Alec Jeffreys developed DNA fingerprinting at the University of Leicester in 1984. The first forensic DNA case, the Enderby murders in Leicestershire, was resolved in 1986. Polymerase chain reaction (PCR), described by Kary Mullis in 1983, made DNA profiling practical on the minute and degraded samples typical of forensic evidence by the early 1990s. Short tandem repeat (STR) profiling, which delivers random-match probabilities of one in billions, displaced blood-group serology for individual identification across most forensic laboratories by around 2000.
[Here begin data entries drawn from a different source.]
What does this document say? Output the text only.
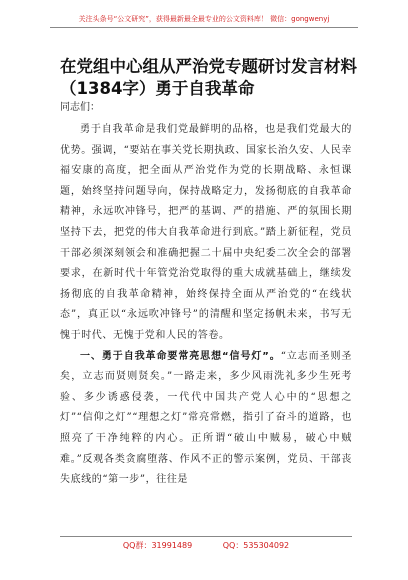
关注头条号“公文研究”，获得最新最全最专业的公文资料库！ 微信：gongwenyj
在党组中心组从严治党专题研讨发言材料（1384字）勇于自我革命
同志们：

勇于自我革命是我们党最鲜明的品格，也是我们党最大的优势。强调，“要站在事关党长期执政、国家长治久安、人民幸福安康的高度，把全面从严治党作为党的长期战略、永恒课题，始终坚持问题导向，保持战略定力，发扬彻底的自我革命精神，永远吹冲锋号，把严的基调、严的措施、严的氛围长期坚持下去，把党的伟大自我革命进行到底。”踏上新征程，党员干部必须深刻领会和准确把握二十届中央纪委二次全会的部署要求，在新时代十年管党治党取得的重大成就基础上，继续发扬彻底的自我革命精神，始终保持全面从严治党的“在线状态”，真正以“永远吹冲锋号”的清醒和坚定扬帆未来，书写无愧于时代、无愧于党和人民的答卷。

一、勇于自我革命要常亮思想“信号灯”。“立志而圣则圣矣，立志而贤则贤矣。”一路走来，多少风雨洗礼多少生死考验、多少诱惑侵袭，一代代中国共产党人心中的“思想之灯”“信仰之灯”“理想之灯”常亮常燃，指引了奋斗的道路，也照亮了干净纯粹的内心。正所谓“破山中贼易，破心中贼难。”反观各类贪腐堕落、作风不正的警示案例，党员、干部丧失底线的“第一步”，往往是

QQ群：31991489	QQ：535304092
The displacement was not elimination. Forensic serology retained a defined and necessary role as the analytical layer that precedes DNA profiling. Before committing to extraction and amplification, a laboratory needs to know what a stain is: blood, semen, saliva, or another body fluid. That determination is immunological. It also needs to know the stain is human, not from an animal that contaminated the scene. That determination, historically the precipitin test and now a lateral-flow or ELISA assay, is also immunological. The sequence in a modern laboratory is: presumptive test (colour reaction or immunochromatographic strip), confirmatory test (ELISA or validated lateral-flow), then DNA extraction.

Relationship testing is a domain where immunological methods were comprehensively replaced. Pre-DNA paternity testing used ABO, Rh, MNS, and enzyme panels; post-DNA, STR profiling at 15 to 20 loci produces statistical power no blood-group panel can approach. In India, the courts recognised blood-group typing for paternity purposes under the Indian Evidence Act until the 1990s; courts today rely on DNA, governed by guidelines from bodies such as the Central Forensic Science Laboratory (CFSL). Similarly in the UK, the Child Support Agency and courts moved entirely to DNA-based paternity testing by the late 1990s, and US state courts followed the same trajectory.

Immunological methods continue to develop in directions specific to forensic needs. Multiplex lateral-flow panels that detect several body-fluid markers simultaneously from a single sample have entered validation pipelines. Microfluidic immunoassay platforms that integrate the full sequence from sample preparation to result on a single chip are under active development. The underlying principle throughout the discipline's history remains the same as in 1901: an antibody with defined specificity for a target molecule is the instrument, and the forensic problem is always one of detection, identification, and interpretation of that target.